A summer-like spring
A dry, cool winter, lacking a really cold spell, gave way to a period of warmer weather and water deficit in April (no rainfall exceeding 5mm before the end of June), with temperatures 4°C higher on average compared with the previous years. Bud break started at the beginning of April and the first leaves appeared in mid-April. The earliness of flowering, concentrated around 20 May, was unprecedented.
There were summer temperatures from springtime onwards, reaching 39°C on 26 and 27 June. Fortunately, a cautious approach was adopted, omitting leaf thinning in order to shield the fruit so as to avoid or limit the effects of “scorching” on the grapes.
A normal summer
The temperatures in July and August, through to mid-September, were close to the seasonal norm. Ripening also began very early, at the end of June, though the start was slow because of the water deficit; rainfall in the second half of July accelerated the colouration of the fruit, with ripening completed by 10 August.

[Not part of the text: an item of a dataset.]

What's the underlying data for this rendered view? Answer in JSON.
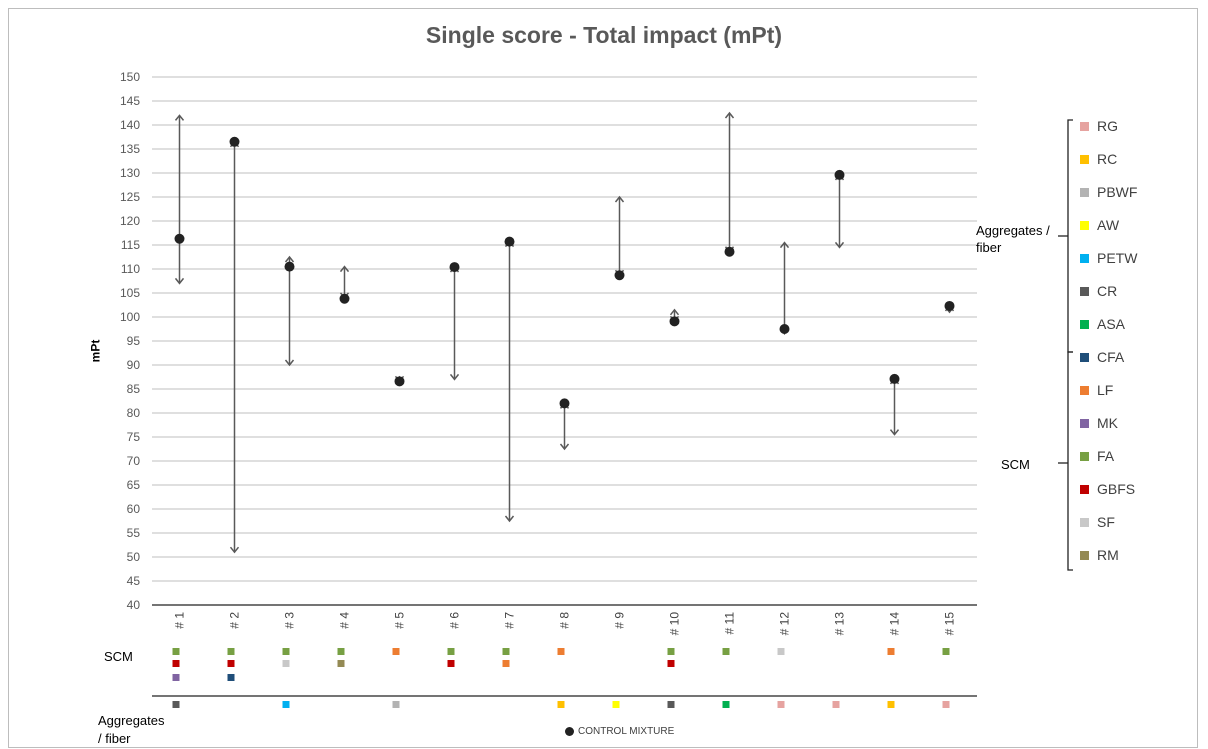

Late autumn brings Indian summer
The rainfall in late August/early September might have weakened the skins had it not been for an anticyclone which settled in for a period in mid-September. This created conditions favourable to complete ripening of the three varieties planted at Château Faugères.
Harvesting got underway around mid-September, on average some 12 days earlier than in 2010, and continued in sunny conditions until 4 October. As at Château Péby Faugères, the use of optical sorting equipment made it possible to select only the grapes which had reached perfect ripeness. Yields of the 2011 vintage of Château Faugères were around 35 hl/ha.
Characteristics of the wines
The 2011 vintage has high phenolic concentrations and is very rich in anthocyanin, with abundant, readily extracted tannins from the skins and seeds. The level of alcohol is around 13°. Acidity levels, as in 2010, are high, producing a pleasing freshness on the palate and perfect balance.
The wines are very aromatic, with notes of red berries, hints of menthol and liquorice, and a quite distinct minerality.